> I found this on sci.math and thought this group might be interested: > (Original posted by Sergei Markelov firstname.lastname@example.org) > > *** > It is well-known, that some angles (for instance, Pi/3) cannot be > trisected using the ruler and compass. However, some angles still can be > triseced. But which angles can be, and which cannot be trisected? I have > found no answer in literature.
Algebraically, this question is equivalent to that of deciding whether the cubic equation
3s - 4s^3 = sin(theta)
(one of whose roots is sin(theta/3) ) has a root that's a rational function of sin(theta) (if so, the other roots can be found by solving a quadratic, so are also constructible).
If the structure of the field generated by sin(theta) is known, this is not hard to decide.
> My ideas are: > > 1. If cos(Alpha) is transcendental, then construction is impossible.
This is indeed the case, since the field generated by any one transcendental number is isomorphic to that generated by any other.
> 2. If Alpha/Pi is rational, Alpha=p/q*Pi, then Alpha cannot be trisected > if q=3k and can be trisected if q=3k+1 or q=3k+2 (see example with Pi/7 > below).

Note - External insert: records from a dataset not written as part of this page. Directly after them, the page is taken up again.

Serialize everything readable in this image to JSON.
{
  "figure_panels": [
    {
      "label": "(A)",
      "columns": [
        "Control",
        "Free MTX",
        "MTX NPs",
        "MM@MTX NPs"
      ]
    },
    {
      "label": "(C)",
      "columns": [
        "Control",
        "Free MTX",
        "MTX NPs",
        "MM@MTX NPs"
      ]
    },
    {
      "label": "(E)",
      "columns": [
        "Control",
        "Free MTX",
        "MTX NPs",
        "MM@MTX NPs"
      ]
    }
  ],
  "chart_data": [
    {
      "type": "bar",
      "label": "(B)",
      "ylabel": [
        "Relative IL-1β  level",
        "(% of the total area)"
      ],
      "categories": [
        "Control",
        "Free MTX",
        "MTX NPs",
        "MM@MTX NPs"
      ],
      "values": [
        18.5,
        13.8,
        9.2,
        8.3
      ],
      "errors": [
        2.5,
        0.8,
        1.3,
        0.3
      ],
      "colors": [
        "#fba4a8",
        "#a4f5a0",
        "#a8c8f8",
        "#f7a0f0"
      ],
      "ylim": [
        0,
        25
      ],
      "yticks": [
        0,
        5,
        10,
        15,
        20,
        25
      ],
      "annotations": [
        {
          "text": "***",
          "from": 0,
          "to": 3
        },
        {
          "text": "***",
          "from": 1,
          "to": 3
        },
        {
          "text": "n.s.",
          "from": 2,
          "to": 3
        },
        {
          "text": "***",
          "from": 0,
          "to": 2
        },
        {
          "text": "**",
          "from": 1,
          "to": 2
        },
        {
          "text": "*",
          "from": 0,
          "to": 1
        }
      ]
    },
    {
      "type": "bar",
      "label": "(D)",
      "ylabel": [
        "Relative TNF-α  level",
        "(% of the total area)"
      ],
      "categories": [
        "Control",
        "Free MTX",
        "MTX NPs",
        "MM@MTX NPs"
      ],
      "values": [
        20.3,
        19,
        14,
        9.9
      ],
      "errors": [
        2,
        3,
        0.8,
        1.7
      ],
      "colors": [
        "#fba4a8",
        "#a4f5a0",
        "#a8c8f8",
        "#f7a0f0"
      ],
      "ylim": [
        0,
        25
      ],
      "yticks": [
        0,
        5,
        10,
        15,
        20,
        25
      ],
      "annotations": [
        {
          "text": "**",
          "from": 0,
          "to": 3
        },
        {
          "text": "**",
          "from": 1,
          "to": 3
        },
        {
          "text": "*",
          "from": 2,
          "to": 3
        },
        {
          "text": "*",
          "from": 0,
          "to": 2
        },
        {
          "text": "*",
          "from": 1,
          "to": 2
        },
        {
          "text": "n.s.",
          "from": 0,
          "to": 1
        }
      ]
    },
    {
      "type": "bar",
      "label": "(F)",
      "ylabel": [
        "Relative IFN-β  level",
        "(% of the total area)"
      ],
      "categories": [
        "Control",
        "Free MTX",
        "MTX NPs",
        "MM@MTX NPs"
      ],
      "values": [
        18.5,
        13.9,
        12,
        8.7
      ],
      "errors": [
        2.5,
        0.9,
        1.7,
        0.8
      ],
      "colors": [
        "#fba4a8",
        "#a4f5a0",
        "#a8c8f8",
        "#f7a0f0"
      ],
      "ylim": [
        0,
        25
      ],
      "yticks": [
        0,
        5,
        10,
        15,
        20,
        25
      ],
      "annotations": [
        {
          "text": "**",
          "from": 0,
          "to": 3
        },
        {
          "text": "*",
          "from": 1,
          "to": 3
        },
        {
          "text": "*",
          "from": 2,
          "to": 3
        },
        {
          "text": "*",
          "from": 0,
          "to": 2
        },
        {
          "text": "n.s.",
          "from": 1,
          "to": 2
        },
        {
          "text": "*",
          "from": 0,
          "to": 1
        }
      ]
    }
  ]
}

These statements too, are provable.
> 3. If cos(Alpha) is algebraic, but Alpha/Pi is irrational - I have > samples where Alpha can be triseced, and where Alpha cannot be trisected > (artan(11/2) can be trisected, arctan(1/2) cannot, see below). > > I have the proof of (1), have some ideas about how to prove (2), and no > ideas about how to determine, whether the angle can be trisected in the > case (3).
Here's the way - I'll use sines rather than cosines since I started that way before reading the rest of the letter, but you could use cosines if you like - it doesn't matter.
Write sin(theta) = P/Q, where P and Q are algebraic integers. Then any root that's in the field necessarily has the form p/q, where p and q are algebraic integers in the field, for which p divides P, and q divides 4Q. This leaves only finitely many possibilities, up to units, so we can suppose the typical one is pu/q. Plug this into the equation, and you'll get a cubic in u, which will have a unit root if and only if it takes the form
Au^3 + Bu^2 + Cu + D = 0
in which A,B,C,D are algebraic integers of which A and D are units.
This requires, of course, the ability to find all the (ideal) divisors of a given algebraic integer in a given field, and to detect which of them are principal. Ways to do these things are given in good books on Algebraic Number Theory and Galois Theory (but they're not all that easy!).